Depuis plusieurs années, les « Lectures du CRP19 », organisées par les doctorantes et les doctorants du Centre de Recherche sur les Poétiques du XIXe siècle, laboratoire rattaché à l’ED 120 de l’Université Sorbonne Nouvelle, s’intéressent aux œuvres méconnues d’auteur.rice.s consacré.e.s. La neuvième édition propose cette année de redécouvrir La Femme au XVIIIe siècle (1862) d’Edmond et Jules de Goncourt.
Malgré plusieurs éditions au XIXe siècle, le texte de La Femme au XVIIIe siècle devra attendre près d’un siècle avant d’être publié à nouveau, en 1982, chez Flammarion, avec une préface d’Élisabeth Badinter. La réédition de l’œuvre en 2021 dans la même maison ainsi que chez Nouveau Monde Éditions indique l’intérêt croissant pour l’historiographie consacrée aux femmes en général et pour la place de l’histoire au sein des études goncourtiennes.

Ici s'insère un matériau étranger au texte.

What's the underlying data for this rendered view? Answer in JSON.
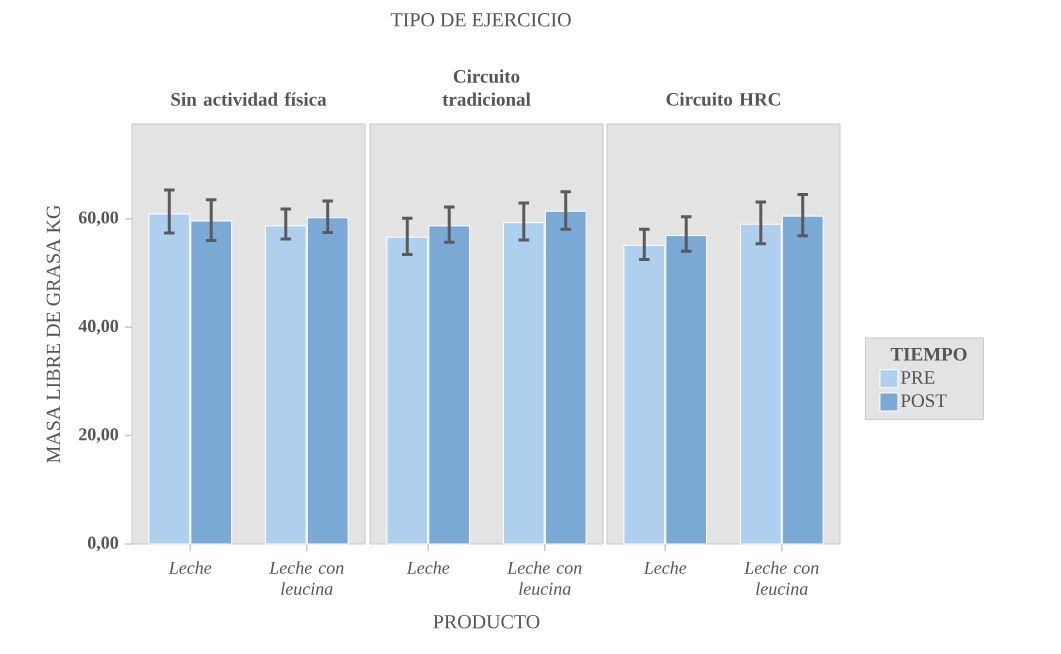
{
  "chart_data": [
    {
      "type": "bar",
      "title": "Sin actividad física",
      "ylabel": "MASA LIBRE DE GRASA KG",
      "annotations": [
        "TIPO DE EJERCICIO"
      ],
      "categories": [
        "Leche",
        "Leche con leucina"
      ],
      "ylim": [
        0,
        77.5
      ],
      "yticks": [
        {
          "value": 0,
          "label": "0,00"
        },
        {
          "value": 20,
          "label": "20,00"
        },
        {
          "value": 40,
          "label": "40,00"
        },
        {
          "value": 60,
          "label": "60,00"
        }
      ],
      "series": [
        {
          "color": "#aed0ee",
          "values": [
            60.9,
            58.7
          ],
          "errors": [
            [
              57.4,
              65.3
            ],
            [
              56.3,
              61.8
            ]
          ]
        },
        {
          "color": "#7aa9d6",
          "values": [
            59.6,
            60.2
          ],
          "errors": [
            [
              56.0,
              63.5
            ],
            [
              57.5,
              63.3
            ]
          ]
        }
      ]
    },
    {
      "type": "bar",
      "title": "Circuito tradicional",
      "xlabel": "PRODUCTO",
      "tick_labels": "x",
      "categories": [
        "Leche",
        "Leche con leucina"
      ],
      "ylim": [
        0,
        77.5
      ],
      "series": [
        {
          "color": "#aed0ee",
          "values": [
            56.6,
            59.3
          ],
          "errors": [
            [
              53.4,
              60.1
            ],
            [
              56.1,
              62.9
            ]
          ]
        },
        {
          "color": "#7aa9d6",
          "values": [
            58.7,
            61.4
          ],
          "errors": [
            [
              55.7,
              62.2
            ],
            [
              58.1,
              65.0
            ]
          ]
        }
      ]
    },
    {
      "type": "bar",
      "title": "Circuito HRC",
      "tick_labels": "x",
      "legend": "right",
      "legend_title": "TIEMPO",
      "categories": [
        "Leche",
        "Leche con leucina"
      ],
      "ylim": [
        0,
        77.5
      ],
      "series": [
        {
          "name": "PRE",
          "color": "#aed0ee",
          "values": [
            55.1,
            59.0
          ],
          "errors": [
            [
              52.5,
              58.1
            ],
            [
              55.4,
              63.1
            ]
          ]
        },
        {
          "name": "POST",
          "color": "#7aa9d6",
          "values": [
            56.9,
            60.5
          ],
          "errors": [
            [
              54.0,
              60.4
            ],
            [
              56.9,
              64.5
            ]
          ]
        }
      ]
    }
  ]
}
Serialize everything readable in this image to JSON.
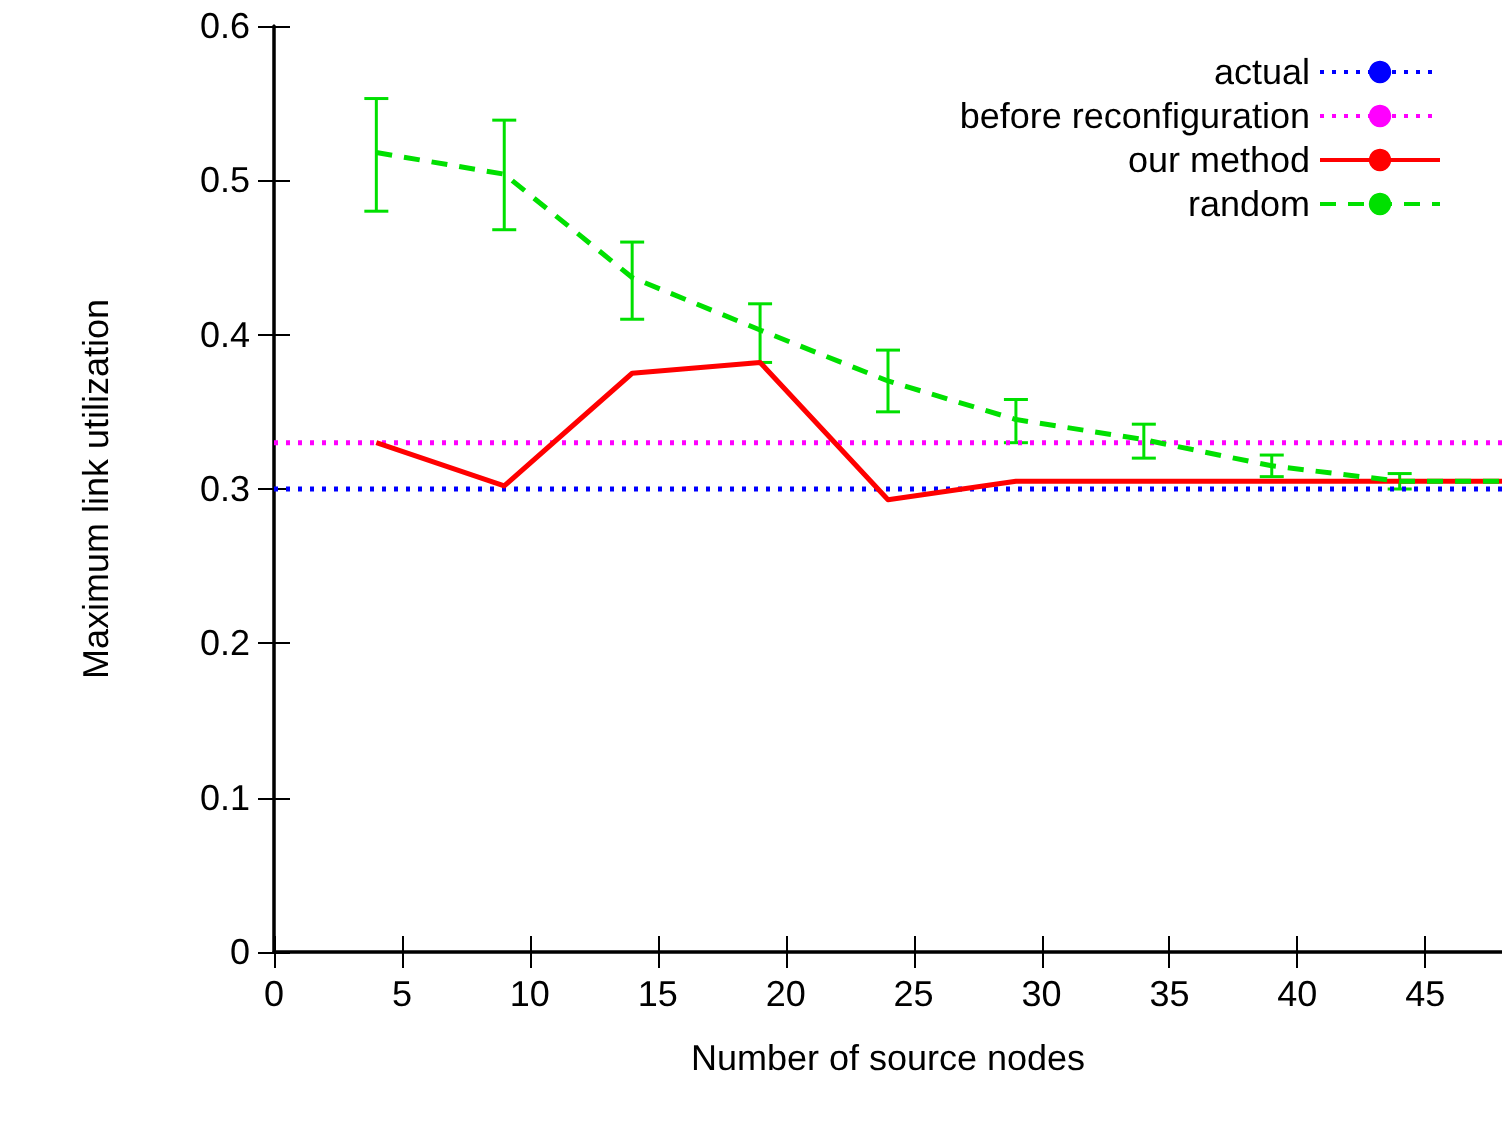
{
  "chart_data": {
    "type": "line",
    "xlabel": "Number of source nodes",
    "ylabel": "Maximum link utilization",
    "xlim": [
      0,
      48
    ],
    "xticks": [
      0,
      5,
      10,
      15,
      20,
      25,
      30,
      35,
      40,
      45
    ],
    "ylim": [
      0,
      0.6
    ],
    "yticks": [
      0,
      0.1,
      0.2,
      0.3,
      0.4,
      0.5,
      0.6
    ],
    "grid": false,
    "legend": "top right",
    "marker": "none",
    "series": [
      {
        "name": "actual",
        "color": "#0000ff",
        "line_style": "dotted",
        "x": [
          0,
          48
        ],
        "values": [
          0.3,
          0.3
        ]
      },
      {
        "name": "before reconfiguration",
        "color": "#ff00ff",
        "line_style": "dotted",
        "x": [
          0,
          48
        ],
        "values": [
          0.33,
          0.33
        ]
      },
      {
        "name": "our method",
        "color": "#ff0000",
        "line_style": "solid",
        "x": [
          4,
          9,
          14,
          19,
          24,
          29,
          34,
          39,
          44,
          48
        ],
        "values": [
          0.33,
          0.302,
          0.375,
          0.382,
          0.293,
          0.305,
          0.305,
          0.305,
          0.305,
          0.305
        ]
      },
      {
        "name": "random",
        "color": "#00e000",
        "line_style": "dashed",
        "x": [
          4,
          9,
          14,
          19,
          24,
          29,
          34,
          39,
          44,
          48
        ],
        "values": [
          0.518,
          0.504,
          0.437,
          0.403,
          0.37,
          0.345,
          0.332,
          0.315,
          0.305,
          0.305
        ],
        "errors": [
          [
            0.48,
            0.553
          ],
          [
            0.468,
            0.539
          ],
          [
            0.41,
            0.46
          ],
          [
            0.382,
            0.42
          ],
          [
            0.35,
            0.39
          ],
          [
            0.33,
            0.358
          ],
          [
            0.32,
            0.342
          ],
          [
            0.308,
            0.322
          ],
          [
            0.3,
            0.31
          ],
          null
        ]
      }
    ]
  }
}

Bien que le XVIIIe siècle des deux frères ait souvent été associé à leur rapport à l’art, en tant que critiques et en tant que collectionneurs, on accorde aujourd’hui davantage d’attention à leurs travaux historiques comme un lieu d’élaboration esthétique et de positionnement idéologique. Si Edmond et Jules revendiquent leur statut de précurseurs d’une nouvelle approche historique, « l’histoire sociale retrouvée sous l’histoire », leurs contemporains reconnaissent moins en eux des historiens sérieux et méthodiques, que des peintres passionnés et fantasques, voire idolâtres, à reléguer du côté de la fiction et du plaisant. Pourtant, les deux frères n’ont pas complètement tort lorsqu’ils se déclarent précurseurs d’une nouvelle histoire : ils s’éloignent de l’histoire officielle, politique et diplomatique qui a cours, et privilégient une histoire des mentalités et des mœurs (vêtement, hygiène, alimentation, famille et éducation, mariage, politesse et coutumes, pratiques religieuses…), ce qui ferait de leurs travaux une préfiguration de l’école des Annales de Marc Bloch et de Lucien Febvre selon Jean-Paul Clément.